A further difficulty here is that even if exclusivity clauses were to be banned, the proposed legislation provides very little recourse for a worker whose employer declines to use the worker’s services ever again if shifts are turned down because the worker has another job. The Government is currently undergoing a consultation on the proposed wording to try and identify the loopholes and anti-avoidance measures. There seems little doubt that we can expect legislation of some kind to be introduced in due course, but it is unclear what form this legislation will take.
A second development of interest to both employers and employees is the recent changes in the law regarding holiday pay. These changes are likely to significantly affect industries which pay commission, overtime or other supplements to employees. As students are often employed in roles such as telesales and seasonal retail work, which often pay a low basic salary with commission/overtime on top of this, it is clear that many students and their employers will be affected by this change.
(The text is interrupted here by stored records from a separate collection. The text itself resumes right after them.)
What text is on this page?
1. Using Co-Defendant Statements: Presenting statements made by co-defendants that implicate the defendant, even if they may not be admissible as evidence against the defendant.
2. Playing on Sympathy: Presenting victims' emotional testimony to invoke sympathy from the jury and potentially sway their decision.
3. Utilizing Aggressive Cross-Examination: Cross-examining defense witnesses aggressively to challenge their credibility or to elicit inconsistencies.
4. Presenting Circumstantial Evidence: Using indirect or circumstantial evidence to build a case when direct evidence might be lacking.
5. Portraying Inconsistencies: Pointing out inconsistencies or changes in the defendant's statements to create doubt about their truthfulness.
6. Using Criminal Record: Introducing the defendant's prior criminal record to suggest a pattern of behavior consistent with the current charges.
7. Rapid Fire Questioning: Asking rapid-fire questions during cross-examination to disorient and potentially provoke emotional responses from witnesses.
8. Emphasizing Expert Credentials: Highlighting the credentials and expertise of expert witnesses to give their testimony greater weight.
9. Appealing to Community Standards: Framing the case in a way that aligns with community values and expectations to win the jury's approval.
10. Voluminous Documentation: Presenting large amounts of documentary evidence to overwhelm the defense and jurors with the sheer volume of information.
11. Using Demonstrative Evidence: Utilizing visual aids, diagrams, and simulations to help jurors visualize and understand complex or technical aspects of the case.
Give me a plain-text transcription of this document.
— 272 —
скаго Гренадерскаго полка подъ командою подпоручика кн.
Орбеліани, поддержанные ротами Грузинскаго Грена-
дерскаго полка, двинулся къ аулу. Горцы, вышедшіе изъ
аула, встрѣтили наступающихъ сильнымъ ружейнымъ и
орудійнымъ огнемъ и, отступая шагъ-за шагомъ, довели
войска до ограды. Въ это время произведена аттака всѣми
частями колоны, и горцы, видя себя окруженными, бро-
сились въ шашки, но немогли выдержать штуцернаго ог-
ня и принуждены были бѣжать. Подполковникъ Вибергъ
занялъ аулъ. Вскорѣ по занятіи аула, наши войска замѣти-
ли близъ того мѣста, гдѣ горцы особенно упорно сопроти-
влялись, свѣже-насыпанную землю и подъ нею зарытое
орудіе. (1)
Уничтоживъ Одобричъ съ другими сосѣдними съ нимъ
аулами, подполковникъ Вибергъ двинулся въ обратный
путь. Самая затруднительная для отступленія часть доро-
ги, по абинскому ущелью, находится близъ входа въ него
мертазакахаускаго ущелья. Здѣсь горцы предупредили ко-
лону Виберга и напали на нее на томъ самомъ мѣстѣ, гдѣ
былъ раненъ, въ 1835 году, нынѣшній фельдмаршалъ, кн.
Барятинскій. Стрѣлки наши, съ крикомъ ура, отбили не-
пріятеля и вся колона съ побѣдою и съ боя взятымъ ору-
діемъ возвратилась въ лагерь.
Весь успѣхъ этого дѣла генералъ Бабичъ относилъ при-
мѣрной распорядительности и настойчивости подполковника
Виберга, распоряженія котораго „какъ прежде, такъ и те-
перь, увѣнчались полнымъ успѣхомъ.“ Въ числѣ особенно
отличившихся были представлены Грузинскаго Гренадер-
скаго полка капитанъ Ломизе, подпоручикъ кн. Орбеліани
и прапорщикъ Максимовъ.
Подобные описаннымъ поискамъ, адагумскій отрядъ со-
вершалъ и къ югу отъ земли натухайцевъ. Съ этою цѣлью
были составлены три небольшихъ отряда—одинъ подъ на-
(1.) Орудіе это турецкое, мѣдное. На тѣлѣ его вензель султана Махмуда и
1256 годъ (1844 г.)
The change has arisen following a series of recent judgments from the Court of Justice of the European Union relating to the way in which holiday pay is payable to employees. In summary, the Court decided that where a worker receives commission as part of their usual salary, this should be taken into account in calculating the amount of holiday pay due to a worker. The rationale for this decision is that employees who receive low basic pay plus other supplements may be discouraged from taking holiday due to the fact that they will receive less pay than if they had remained at work. Further cases have also clarified that overtime payments should be included in the calculation of holiday pay, and it is likely that the principle will be extended further to cover other supplements.
It is estimated that holiday pay has been significantly under-calculated by many employers, and as a result, many employers could now face claims for underpayment of holiday pay, which could go back a number of years. This development could therefore have potentially significant consequences, both for companies employing students, and for employers more generally.